Steve Harris Says ‘British Lion’ Solo Album ‘Feels Very Cohesive’ editor-in-chief Rick Florino recently conducted an interview with IRON MAIDEN bassist/founder Steve Harris about Steve‘s solo/side project album, “British Lion”. A couple of excerpts from the chat follow below. What’s your take on “British Lion” as a whole?

Harris: It does feel very cohesive like an album. Yet, with the way it was put together over a long period of time through bits and pieces here and there, it’s almost a wonder it feels like that. It was done at all different times. I’m really happy and pleased with it. It flows really well, and the tracklisting picked itself. Did you get to try anything performance-wise you’d never done in the past?

Harris: I tried a few different things out. I suppose recording the album at different times gave me the luxury to do that. For example, I could let the strings go really dead if the song needed that. Or, I could grind it out a little longer to make an even more top-y sound than I usually get. The sound I’ve got for MAIDEN is the right sound. I’ve got to cut through three guitar players for that. It makes it even more important to have that top-end. The stuff tends to be a little faster, and I need to cut through. With some of these songs, I was able to experiment more with different guitars and sounds. Doing everything in bits and pieces is not the normal way I’d like to record. Everything in my whole life is dictated by what MAIDEN is doing. [laughs] Was there a certain freedom to “British Lion”?

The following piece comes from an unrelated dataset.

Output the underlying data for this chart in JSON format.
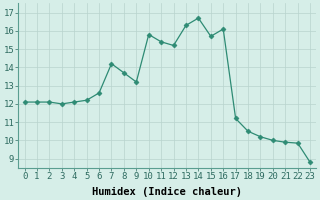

Harris: It’s pretty diverse, but I don’t think we thought of it that way. We approached it by writing whatever felt right. That’s always the way we approach things with MAIDEN as well. We didn’t sit down and say, “We want to go in this direction or that direction”. We don’t do that with MAIDEN either. We don’t analyze what we’re doing until afterwards. It’s only when we speak to people afterwards that we analyze it. When did you come up with the title “British Lion”?

Harris: I came up with that a long time ago. When I first these guys, I was producing, writing, managing, helping them out, and doing all kinds of things. Back in the day, I named the band BRITISH LION. I thought it was a really strong name. When it imploded, I thought, “I’m going to use it myself one day”. Now, I have. “British Lion” evokes UFO and THE WHO, but it still sounds modern.

Harris: Yeah, without overanalyzing it, it’s managed to capture that. I don’t know how, but it has. It’s a natural thing for it to come out like that. It’s all ’70s-influenced. To me, that was the most creative era ever really for the music I like. I grew up in that period when there was so much diverse stuff going on. It influences you in one way or another.